Fortition (Strengthening)
Fortition counteracts lenition, increasing consonant strength. Examples include Latin “aqua” [akwa] to Italian [akkwa] (gemination), Old Norse “þar” [θar] to Swedish “där,” and Pre-Basque *erur (“snow”) to Western Basque “edur.” Other examples include denasalization (Basque “musti” to “busti”) and devoicing (Russian “xl’eb” to “xl’ep”).
Grammaticalization
Grammaticalization is the process where lexical items acquire grammatical functions in specific contexts, developing new grammatical functions over time. The deictic “that” evolved into a complement connective. The sequence “I saw that. He was asleep.” became “I saw that he was asleep,” with “that” introducing an object clause.
Great Vowel Shift
Starting in the 15th century, long vowels shifted to higher tongue positions and closer mouth positions. Raiseable vowels were raised; others (i, u) became diphthongs. By the 16th century, most long vowels reached their current pronunciation. English spelling reflects pre-shift forms, causing discrepancies between vowel symbols and sounds compared to other modern languages.
Historical Linguistics
Historical Linguistics explains language evolution, relationships between languages, and potential parent languages through the Comparative Method. It is closely linked to Comparative Linguistics.
Initialism
Initialism reduces phrases to key letters, spoken individually (e.g., BBC, FBI). Pronounced as words, they become acronyms (e.g., NATO, radar).
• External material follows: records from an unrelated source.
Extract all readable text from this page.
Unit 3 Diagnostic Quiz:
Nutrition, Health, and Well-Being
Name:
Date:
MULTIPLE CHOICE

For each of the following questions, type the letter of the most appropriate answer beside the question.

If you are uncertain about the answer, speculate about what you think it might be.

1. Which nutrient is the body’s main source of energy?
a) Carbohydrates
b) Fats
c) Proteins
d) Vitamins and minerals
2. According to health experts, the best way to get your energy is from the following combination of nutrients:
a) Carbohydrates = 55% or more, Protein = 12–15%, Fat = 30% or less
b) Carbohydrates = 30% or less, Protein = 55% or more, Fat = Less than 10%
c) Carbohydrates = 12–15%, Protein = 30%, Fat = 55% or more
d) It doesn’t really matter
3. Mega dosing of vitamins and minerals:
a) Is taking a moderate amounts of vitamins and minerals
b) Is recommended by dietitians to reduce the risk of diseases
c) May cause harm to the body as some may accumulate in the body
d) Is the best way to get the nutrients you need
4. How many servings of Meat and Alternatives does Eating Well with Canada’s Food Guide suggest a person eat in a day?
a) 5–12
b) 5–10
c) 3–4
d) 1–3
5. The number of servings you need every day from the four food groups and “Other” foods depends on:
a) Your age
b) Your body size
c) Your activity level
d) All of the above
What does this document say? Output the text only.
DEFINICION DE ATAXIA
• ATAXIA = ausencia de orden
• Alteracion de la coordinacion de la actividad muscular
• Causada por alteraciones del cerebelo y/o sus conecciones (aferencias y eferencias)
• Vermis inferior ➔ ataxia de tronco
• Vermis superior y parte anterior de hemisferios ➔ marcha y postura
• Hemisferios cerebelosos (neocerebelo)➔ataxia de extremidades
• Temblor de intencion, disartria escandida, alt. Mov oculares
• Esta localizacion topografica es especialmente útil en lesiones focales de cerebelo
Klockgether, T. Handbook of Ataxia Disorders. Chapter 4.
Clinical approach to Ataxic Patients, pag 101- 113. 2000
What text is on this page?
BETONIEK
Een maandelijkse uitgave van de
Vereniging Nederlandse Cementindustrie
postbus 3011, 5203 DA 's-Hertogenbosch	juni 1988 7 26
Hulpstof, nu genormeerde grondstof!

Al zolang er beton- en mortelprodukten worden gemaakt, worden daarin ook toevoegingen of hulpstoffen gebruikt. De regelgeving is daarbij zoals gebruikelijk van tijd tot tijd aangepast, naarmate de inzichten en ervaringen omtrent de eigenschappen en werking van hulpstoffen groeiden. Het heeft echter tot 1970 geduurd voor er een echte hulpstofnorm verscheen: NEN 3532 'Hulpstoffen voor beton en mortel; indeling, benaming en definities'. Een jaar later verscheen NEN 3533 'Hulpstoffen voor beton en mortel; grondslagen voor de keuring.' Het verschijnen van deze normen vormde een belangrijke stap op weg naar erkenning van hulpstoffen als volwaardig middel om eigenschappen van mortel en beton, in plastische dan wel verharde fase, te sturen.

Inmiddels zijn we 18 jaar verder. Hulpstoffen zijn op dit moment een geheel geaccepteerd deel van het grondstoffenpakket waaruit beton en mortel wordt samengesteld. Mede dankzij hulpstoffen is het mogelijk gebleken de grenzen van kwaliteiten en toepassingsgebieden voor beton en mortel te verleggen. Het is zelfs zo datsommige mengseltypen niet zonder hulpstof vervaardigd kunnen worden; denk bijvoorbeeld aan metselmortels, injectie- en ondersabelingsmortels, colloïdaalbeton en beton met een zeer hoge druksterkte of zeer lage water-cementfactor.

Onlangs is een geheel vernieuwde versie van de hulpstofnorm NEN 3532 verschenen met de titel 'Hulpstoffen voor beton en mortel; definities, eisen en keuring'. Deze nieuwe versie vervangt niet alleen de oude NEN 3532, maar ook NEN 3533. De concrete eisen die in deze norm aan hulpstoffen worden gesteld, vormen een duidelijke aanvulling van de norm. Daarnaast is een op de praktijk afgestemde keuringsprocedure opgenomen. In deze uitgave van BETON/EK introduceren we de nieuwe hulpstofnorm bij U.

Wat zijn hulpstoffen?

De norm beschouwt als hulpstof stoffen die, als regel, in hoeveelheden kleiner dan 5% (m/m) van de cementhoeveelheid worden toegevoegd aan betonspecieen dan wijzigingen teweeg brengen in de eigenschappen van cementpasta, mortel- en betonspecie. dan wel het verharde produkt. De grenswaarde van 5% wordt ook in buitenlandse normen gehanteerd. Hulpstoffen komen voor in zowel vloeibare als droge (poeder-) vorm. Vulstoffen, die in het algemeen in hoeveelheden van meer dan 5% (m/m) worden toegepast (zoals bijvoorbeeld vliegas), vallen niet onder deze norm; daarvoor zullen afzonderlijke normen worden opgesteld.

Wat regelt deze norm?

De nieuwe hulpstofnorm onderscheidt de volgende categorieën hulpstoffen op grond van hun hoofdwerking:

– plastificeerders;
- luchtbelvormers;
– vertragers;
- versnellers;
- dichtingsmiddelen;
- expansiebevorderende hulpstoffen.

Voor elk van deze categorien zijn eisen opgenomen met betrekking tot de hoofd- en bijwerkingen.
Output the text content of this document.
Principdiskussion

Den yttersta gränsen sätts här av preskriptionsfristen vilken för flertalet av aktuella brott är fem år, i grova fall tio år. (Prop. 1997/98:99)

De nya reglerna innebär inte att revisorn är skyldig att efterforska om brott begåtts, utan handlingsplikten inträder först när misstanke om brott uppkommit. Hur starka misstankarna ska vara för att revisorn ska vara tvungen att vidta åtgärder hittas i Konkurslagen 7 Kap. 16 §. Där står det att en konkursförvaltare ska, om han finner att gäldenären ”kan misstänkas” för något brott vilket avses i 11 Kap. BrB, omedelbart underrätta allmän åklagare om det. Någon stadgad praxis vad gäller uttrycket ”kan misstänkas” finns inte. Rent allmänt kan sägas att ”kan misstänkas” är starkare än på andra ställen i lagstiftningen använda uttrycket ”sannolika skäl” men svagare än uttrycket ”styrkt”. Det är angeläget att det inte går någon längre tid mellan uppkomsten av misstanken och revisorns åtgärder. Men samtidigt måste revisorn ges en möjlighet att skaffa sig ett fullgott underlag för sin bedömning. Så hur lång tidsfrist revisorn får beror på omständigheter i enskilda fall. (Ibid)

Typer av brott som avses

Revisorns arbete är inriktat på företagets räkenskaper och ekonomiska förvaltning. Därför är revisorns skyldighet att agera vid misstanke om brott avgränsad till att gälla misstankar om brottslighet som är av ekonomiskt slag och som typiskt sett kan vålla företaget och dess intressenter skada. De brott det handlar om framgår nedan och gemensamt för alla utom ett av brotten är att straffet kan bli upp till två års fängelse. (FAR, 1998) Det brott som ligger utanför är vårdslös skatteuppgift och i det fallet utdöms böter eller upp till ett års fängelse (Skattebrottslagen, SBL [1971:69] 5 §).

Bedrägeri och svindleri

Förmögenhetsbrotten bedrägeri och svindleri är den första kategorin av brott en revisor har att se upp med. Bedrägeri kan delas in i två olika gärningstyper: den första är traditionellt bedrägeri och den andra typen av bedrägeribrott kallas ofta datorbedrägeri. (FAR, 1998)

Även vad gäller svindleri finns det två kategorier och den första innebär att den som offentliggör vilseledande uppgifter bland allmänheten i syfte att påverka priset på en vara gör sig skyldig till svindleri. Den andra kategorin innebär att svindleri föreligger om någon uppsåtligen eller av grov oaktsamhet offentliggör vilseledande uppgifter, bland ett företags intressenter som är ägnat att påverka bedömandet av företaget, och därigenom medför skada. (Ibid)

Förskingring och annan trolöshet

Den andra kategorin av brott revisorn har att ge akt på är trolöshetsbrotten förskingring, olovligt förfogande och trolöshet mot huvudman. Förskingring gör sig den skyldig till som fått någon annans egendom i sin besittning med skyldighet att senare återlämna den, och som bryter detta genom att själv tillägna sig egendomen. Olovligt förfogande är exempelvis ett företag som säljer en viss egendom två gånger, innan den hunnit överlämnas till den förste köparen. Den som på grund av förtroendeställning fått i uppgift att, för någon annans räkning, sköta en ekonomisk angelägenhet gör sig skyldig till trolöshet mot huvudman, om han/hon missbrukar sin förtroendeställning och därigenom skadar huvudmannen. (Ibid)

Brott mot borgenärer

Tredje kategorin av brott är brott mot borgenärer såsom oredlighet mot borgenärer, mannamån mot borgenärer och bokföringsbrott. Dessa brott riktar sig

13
Internal Reconstruction Method
This method analyzes irregular linguistic patterns, assuming they derive from earlier regular forms.
Proto-language
A proto-language is a reconstructed language without written records. Information derives from descendant languages. Old English is not a proto-language due to existing texts, but Indo-European is.
Reanalysis
Reanalysis precedes analogical development. “Bikini” (originally compared to a bomb’s impact) was reanalyzed, leading to “monokini.” “Hamburger” derives from “Hamburg,” not “ham.” Semantization imbues words with new connotations.
Shared Archaisms and Innovations
Shared archaisms are features retained from a common ancestor but lost in some descendants. Shared innovations suggest a more recent common ancestor.
Syntagmatic Change
Syntagmatic change affects pronunciation within specific words. Assimilation involves sounds becoming more similar (partial: Spanish “convertir” [kombertir]; total: Latin “nocte” to “notte”). Dissimilation involves sounds becoming less similar (e.g., Dutch “schoon” to Afrikaans “skoon”).
Lenition
Lenition weakens consonants (e.g., Latin “farina” to Spanish “harina”). Extreme lenition leads to sound loss. Trask’s lenition scale includes degemination (geminate to simplex), spirantization (stop to fricative to aspirant), stop to liquid, oral stop to glottal stop, non-nasal to nasal, and voiceless to voiced.
Unconditioned Changes
Unconditioned changes occur regardless of neighboring sounds. Merger combines phonemes (e.g., /b/ and /v/ in Spanish). Loss removes phonemes (e.g., /h/ in Spanish and French).
Velarization
Velarization involves sounds shifting towards the velum (e.g., *m to [ŋ]).
Verner’s Law
Verner’s Law explains apparent exceptions to Grimm’s Law, showing that Germanic sound changes were regular and conditioned by the phonological environment. This led to the Neogrammarian hypothesis, emphasizing the regularity of sound change.
Wave Theory
Proposed by Johannes Schmidt, Wave Theory explains linguistic change spreading from influential centers, like waves. Changes don’t always reach all areas. Isoglosses can arise due to external influences or disappear due to shared political/cultural contexts.
Word Formation
Morphology studies word structure. Inflection modifies words without changing identity (e.g., genitive, plural, past tense). Derivation creates new words with different identities through affixation (e.g., conversational). Compounding, a type of derivation, combines stems (e.g., flowerpot, screwdriver).